CHARLESTON, S.C. (AP/WCIV) - Airplane production continues normally at Boeing's South Carolina 787 assembly plant although federal authorities have grounded planes now in service while onboard batteries are checked.
The Federal Aviation Administration grounded the jetliners following battery fires on two planes flown by Japanese carriers.
A spokeswoman for Boeing said Thursday that production continues at the company's North Charleston assembly plant employing about 6,000 workers.
She said she could not comment further but referred to a statement the company released. In that statement Boeing CEO Jim McNerney said the 787 is safe and the company will take every needed step to assure the public of the safety of the plane.
Four 787s made in South Carolina are in service.

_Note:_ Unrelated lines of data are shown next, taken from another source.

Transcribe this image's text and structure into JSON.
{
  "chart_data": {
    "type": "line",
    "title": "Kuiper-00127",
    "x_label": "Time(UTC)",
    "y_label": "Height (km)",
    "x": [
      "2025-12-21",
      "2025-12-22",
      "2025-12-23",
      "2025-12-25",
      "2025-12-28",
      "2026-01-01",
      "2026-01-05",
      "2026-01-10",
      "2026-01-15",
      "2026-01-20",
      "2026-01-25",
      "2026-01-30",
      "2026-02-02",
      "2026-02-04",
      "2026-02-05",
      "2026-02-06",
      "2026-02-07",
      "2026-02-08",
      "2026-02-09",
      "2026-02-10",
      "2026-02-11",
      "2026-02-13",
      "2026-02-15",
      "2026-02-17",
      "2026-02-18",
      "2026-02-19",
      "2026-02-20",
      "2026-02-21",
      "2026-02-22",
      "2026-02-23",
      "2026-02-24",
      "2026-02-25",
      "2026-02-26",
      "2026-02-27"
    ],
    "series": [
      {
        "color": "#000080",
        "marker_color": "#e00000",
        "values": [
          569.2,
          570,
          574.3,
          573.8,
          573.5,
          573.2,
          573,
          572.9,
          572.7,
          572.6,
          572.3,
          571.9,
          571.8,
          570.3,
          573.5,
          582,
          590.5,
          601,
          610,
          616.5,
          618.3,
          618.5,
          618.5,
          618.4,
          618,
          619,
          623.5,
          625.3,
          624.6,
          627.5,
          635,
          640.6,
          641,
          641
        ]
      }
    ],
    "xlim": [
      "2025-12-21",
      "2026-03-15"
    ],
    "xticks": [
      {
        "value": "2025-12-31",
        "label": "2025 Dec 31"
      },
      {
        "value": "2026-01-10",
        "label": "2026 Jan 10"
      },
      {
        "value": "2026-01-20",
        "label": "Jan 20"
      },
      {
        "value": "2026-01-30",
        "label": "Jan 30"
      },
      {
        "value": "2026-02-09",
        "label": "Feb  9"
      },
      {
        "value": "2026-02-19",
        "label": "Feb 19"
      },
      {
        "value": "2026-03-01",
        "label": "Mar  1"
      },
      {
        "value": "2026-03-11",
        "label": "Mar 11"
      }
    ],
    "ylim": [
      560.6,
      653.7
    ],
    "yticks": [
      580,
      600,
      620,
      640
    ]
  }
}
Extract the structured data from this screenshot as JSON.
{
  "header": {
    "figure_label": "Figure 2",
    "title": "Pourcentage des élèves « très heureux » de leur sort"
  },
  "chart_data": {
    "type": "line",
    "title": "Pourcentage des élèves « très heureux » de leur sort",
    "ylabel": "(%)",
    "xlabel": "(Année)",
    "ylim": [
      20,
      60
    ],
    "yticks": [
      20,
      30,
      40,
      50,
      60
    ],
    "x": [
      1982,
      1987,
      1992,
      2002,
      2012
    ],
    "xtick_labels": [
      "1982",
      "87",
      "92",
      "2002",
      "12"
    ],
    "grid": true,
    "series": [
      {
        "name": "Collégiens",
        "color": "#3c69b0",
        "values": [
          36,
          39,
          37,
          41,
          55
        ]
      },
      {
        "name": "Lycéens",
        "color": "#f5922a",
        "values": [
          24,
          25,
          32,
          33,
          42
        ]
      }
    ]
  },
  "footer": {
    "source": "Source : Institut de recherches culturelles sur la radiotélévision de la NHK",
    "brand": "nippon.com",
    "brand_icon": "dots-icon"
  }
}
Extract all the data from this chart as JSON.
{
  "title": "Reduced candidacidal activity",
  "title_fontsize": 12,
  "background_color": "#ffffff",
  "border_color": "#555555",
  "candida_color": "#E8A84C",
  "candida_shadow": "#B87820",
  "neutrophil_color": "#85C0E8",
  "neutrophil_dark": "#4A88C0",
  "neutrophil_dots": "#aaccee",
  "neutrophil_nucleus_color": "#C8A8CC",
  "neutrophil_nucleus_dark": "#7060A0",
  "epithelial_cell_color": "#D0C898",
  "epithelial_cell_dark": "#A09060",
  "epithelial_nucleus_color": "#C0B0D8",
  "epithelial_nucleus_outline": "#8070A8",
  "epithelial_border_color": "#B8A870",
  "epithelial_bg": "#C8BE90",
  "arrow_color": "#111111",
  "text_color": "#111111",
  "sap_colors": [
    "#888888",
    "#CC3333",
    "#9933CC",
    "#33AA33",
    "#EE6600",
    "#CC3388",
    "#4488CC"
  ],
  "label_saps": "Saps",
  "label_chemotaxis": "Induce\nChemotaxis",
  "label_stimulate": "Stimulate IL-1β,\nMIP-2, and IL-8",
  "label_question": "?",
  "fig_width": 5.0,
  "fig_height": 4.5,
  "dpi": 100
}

There have been no problems reported with the batteries in those planes.
On Thursday afternoon, Boeing issued the following statement:
"The safety of passengers and crew members who fly aboard Boeing airplanes is our highest priority.
"Boeing is committed to supporting the FAA and finding answers as quickly as possible. The company is working around the clock with its customers and the various regulatory and investigative authorities. We will make available the entire resources of The Boeing Company to assist.
"We are confident the 787 is safe and we stand behind its overall integrity. We will be taking every necessary step in the coming days to assure our customers and the traveling public of the 787's safety and to return the airplanes to service.
"Boeing deeply regrets the impact that recent events have had on the operating schedules of our customers and the inconvenience to them and their passengers."